Looking for breakthrough ideas for innovation challenges? Try Patsnap Eureka!

Selenium-rich candida glabrata strain FXY-4 as well as cultivation method and application of selenium-rich candida glabrata strain FXY-4 serving as additive for fish feed

A technology of Candida glabrata and FXY-4, which is applied in the field of microorganisms, achieves good application prospects, saves breeding costs and improves economic benefits.

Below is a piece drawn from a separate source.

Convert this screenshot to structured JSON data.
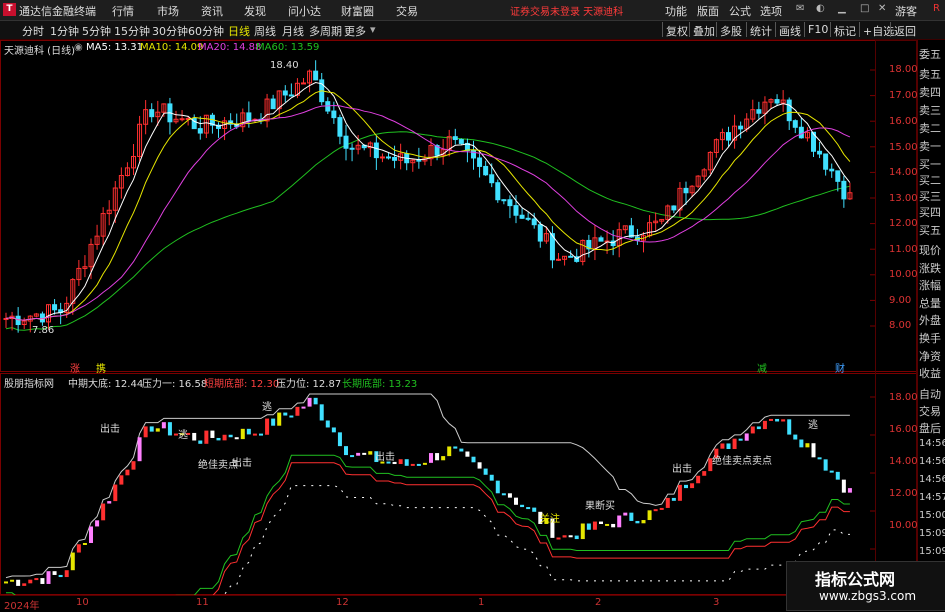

Active Publication Date: 2016-02-17
广州邹鲁农业有限公司
View PDF4 Cites 3 Cited by
  • Summary
  • Abstract
  • Description
  • Claims
  • Application Information

AI Technical Summary

Problems solved by technology

At present, the application of high-yield selenium-enriched Candida glabrata in aquaculture feed has not been reported

Method used

the structure of the environmentally friendly knitted fabric provided by the present invention; figure 2 Flow chart of the yarn wrapping machine for environmentally friendly knitted fabrics and storage devices; image 3 Is the parameter map of the yarn covering machine
View more

Image

Smart Image Click on the blue labels to locate them in the text.
Viewing Examples
Smart Image
  • Selenium-rich candida glabrata strain FXY-4 as well as cultivation method and application of selenium-rich candida glabrata strain FXY-4 serving as additive for fish feed
  • Selenium-rich candida glabrata strain FXY-4 as well as cultivation method and application of selenium-rich candida glabrata strain FXY-4 serving as additive for fish feed
  • Selenium-rich candida glabrata strain FXY-4 as well as cultivation method and application of selenium-rich candida glabrata strain FXY-4 serving as additive for fish feed

Examples

Experimental program
Comparison scheme
Effect test

Embodiment 1

[0020] Candida glabrata FXY-4, which can be obtained as follows:

[0021] Isolation of the original strain:

[0022] Dilute the pickle juice sample and spread it on the plate of YEPD medium, cultivate it at 28°C, observe the growth state of the colony at regular intervals, and pick a single colony and transfer it to the YEPD slant for storage. After preliminary screening, the following yeasts are obtained: Strains: FXY-1, FXY-3, FXY-4, FXY-5, FXY-7, FXY-10, FXY-11, FXY-19, FXY-21, FXY-23, FXY-24, FXY-25, FXY-38, FXY-42, FXY-43, FXY-44, FXY-46, FXY-47, FXY-49, FXY-50, FXY-53, FXY-55, FXY-56.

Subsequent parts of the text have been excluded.